«Cette tendance de « bancassurance » a démontré son efficacité et sa résilience au fil des ans en générant des revenus et une capacité à fidéliser les clients, atteignant ainsi une forme de diversification», lit-on dans le Rapport annuel sur les institutions financières de 2014 de l’Autorité des marchés financiers (AMF).
Philippe Grégoire, professeur à l’Université Laval et titulaire de la Chaire d’assurance et de services financiers L’Industrielle Alliance explique les enjeux liés à ces institutions.
Finance et Investissement (FI) : Tout d’abord, revenons sur ce qu’est une bancassurance ?
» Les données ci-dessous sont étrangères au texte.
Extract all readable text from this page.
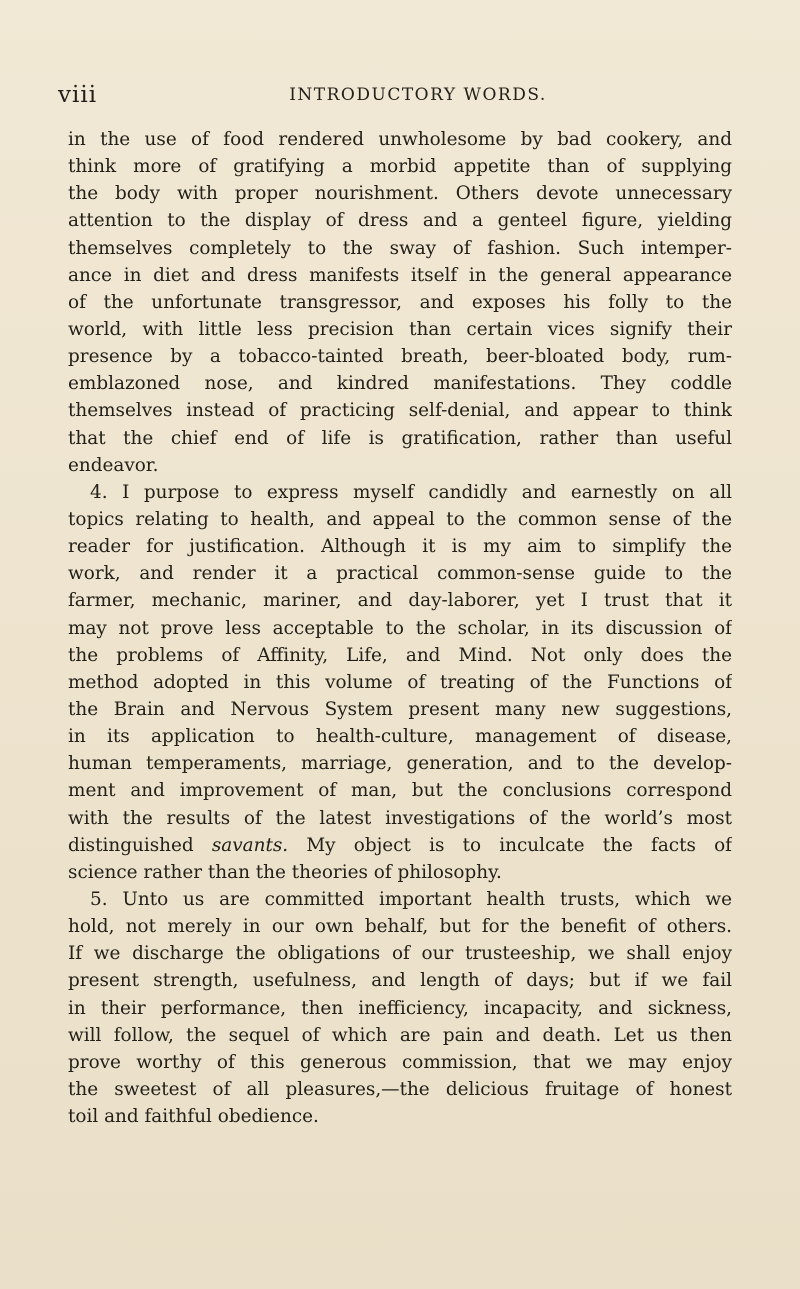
viii	INTRODUCTORY WORDS.
in the use of food rendered unwholesome by bad cookery, and
think more of gratifying a morbid appetite than of supplying
the body with proper nourishment. Others devote unnecessary
attention to the display of dress and a genteel figure, yielding
themselves completely to the sway of fashion. Such intemper-
ance in diet and dress manifests itself in the general appearance
of the unfortunate transgressor, and exposes his folly to the
world, with little less precision than certain vices signify their
presence by a tobacco-tainted breath, beer-bloated body, rum-
emblazoned nose, and kindred manifestations. They coddle
themselves instead of practicing self-denial, and appear to think
that the chief end of life is gratification, rather than useful
endeavor.
4. I purpose to express myself candidly and earnestly on all
topics relating to health, and appeal to the common sense of the
reader for justification. Although it is my aim to simplify the
work, and render it a practical common-sense guide to the
farmer, mechanic, mariner, and day-laborer, yet I trust that it
may not prove less acceptable to the scholar, in its discussion of
the problems of Affinity, Life, and Mind. Not only does the
method adopted in this volume of treating of the Functions of
the Brain and Nervous System present many new suggestions,
in its application to health-culture, management of disease,
human temperaments, marriage, generation, and to the develop-
ment and improvement of man, but the conclusions correspond
with the results of the latest investigations of the world’s most
distinguished savants. My object is to inculcate the facts of
science rather than the theories of philosophy.
5. Unto us are committed important health trusts, which we
hold, not merely in our own behalf, but for the benefit of others.
If we discharge the obligations of our trusteeship, we shall enjoy
present strength, usefulness, and length of days; but if we fail
in their performance, then inefficiency, incapacity, and sickness,
will follow, the sequel of which are pain and death. Let us then
prove worthy of this generous commission, that we may enjoy
the sweetest of all pleasures,—the delicious fruitage of honest
toil and faithful obedience.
Philippe Grégoire (PG) : Une bancassurance est une banque qui offre des produits d’assurance à la liste de clients affiliés à ses services bancaires. On peut également faire entrer dans cette définition la banque qui conseille à des clients de se procurer de l’assurance dans une de ses filiales.
Au Canada, le phénomène est moins présent qu’en Europe, car les banques d’ici doivent se plier à la Loi sur les banques. L’article 416 de cette loi interdit aux banques de se livrer au commerce de l’assurance, d’agir à titre d’agent pour la souscription d’assurance ou de fournir des locaux aux compagnies dans leurs succursales canadiennes. Cependant, les banques canadiennes peuvent vendre des produits d’assurance liés aux services ou aux produits bancaires qu’elles vendent.
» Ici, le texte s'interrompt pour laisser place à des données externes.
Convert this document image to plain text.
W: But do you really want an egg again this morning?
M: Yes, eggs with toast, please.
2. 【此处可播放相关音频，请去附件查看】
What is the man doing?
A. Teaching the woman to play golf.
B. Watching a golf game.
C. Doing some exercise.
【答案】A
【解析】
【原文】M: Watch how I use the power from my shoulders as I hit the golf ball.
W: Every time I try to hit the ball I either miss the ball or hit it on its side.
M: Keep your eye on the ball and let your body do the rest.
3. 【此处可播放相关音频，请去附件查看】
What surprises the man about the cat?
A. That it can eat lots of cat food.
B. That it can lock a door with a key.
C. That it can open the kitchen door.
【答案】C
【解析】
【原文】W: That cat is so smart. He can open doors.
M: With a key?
FI : La présence des banques en assurance nuit-elle aux assureurs ?
PG : La plupart des banques offrent déjà de l’assurance automobile et de l’assurance habitation. La présence de filiales bancaires augmente la concurrence. Le marché est plus compétitif, ce qui tire les prix vers le bas et pousse les assureurs à développer des produits plus innovants et plus attrayants.
FI : Devrions-nous ouvrir complètement le secteur de l’assurance aux banques ?
PG : Telle qu’elle est actuellement, la loi canadienne est bonne. Comme les banques ne vendent pas des produits d’assurance directement dans leurs succursales, cela freine le dédoublement. En effet, qui vendrait les produits d’assurance dans une succursale bancaire ? Un spécialiste hypothécaire ? Ce n’est pas nécessairement la personne qui connaît le mieux l’assurance. Il y a un risque de vente de produits d’assurance vie, par exemple, qui seraient déjà couverts par une autre police.
FI : Lorsqu’il est question du développement de bancassurances, que devrions-nous considérer ?
PG : La question n’est pas de savoir si le consommateur est capable de contracter des polices d’assurance au plus faible coût possible, mais plutôt de savoir si le système actuel permet aux consommateurs d’optimiser leur couverture d’assurance. Selon moi, en vendant dans les succursales bancaires, on ouvrirait la porte à un dédoublement.
FI : Que voulez-vous dire par dédoublement ?
PG : Laissez-moi vous raconter quelque chose : il n’y pas si longtemps, c’était possible d’acheter dans un aéroport une assurance vie pour le temps d’un vol. Quand on y pense, c’est complètement inutile pour quelqu’un qui a déjà une assurance vie. Même constat pour l’assurance d’une voiture de location, qui est déjà couverte par une carte de crédit. Dans l’univers de l’assurance, il vaut mieux prendre le temps de magasiner et le faire au bon endroit.
FI : Dans une bancassurance, le volet bancaire fragilise-t-il celui de l’assurance ?
PG : Oui. Une banque est sujette à des risques systémiques. Les banques sont interconnectées ; elles se prêtent et empruntent entre elles. Alors, si une banque est en difficulté, le réseau bancaire peut rapidement le devenir.
La situation est tout autre en assurance. Les assureurs ne sont pas sujets aux risques systémiques. Alors qu’il faut agir vite et liquider son actif quand une banque est en difficulté, ce n’est pas le cas d’un assureur, dont les obligations s’étendent sur une longue période. Le temps de réaction n’est pas le même. Autrement dit, l’univers des assureurs est beaucoup plus stable.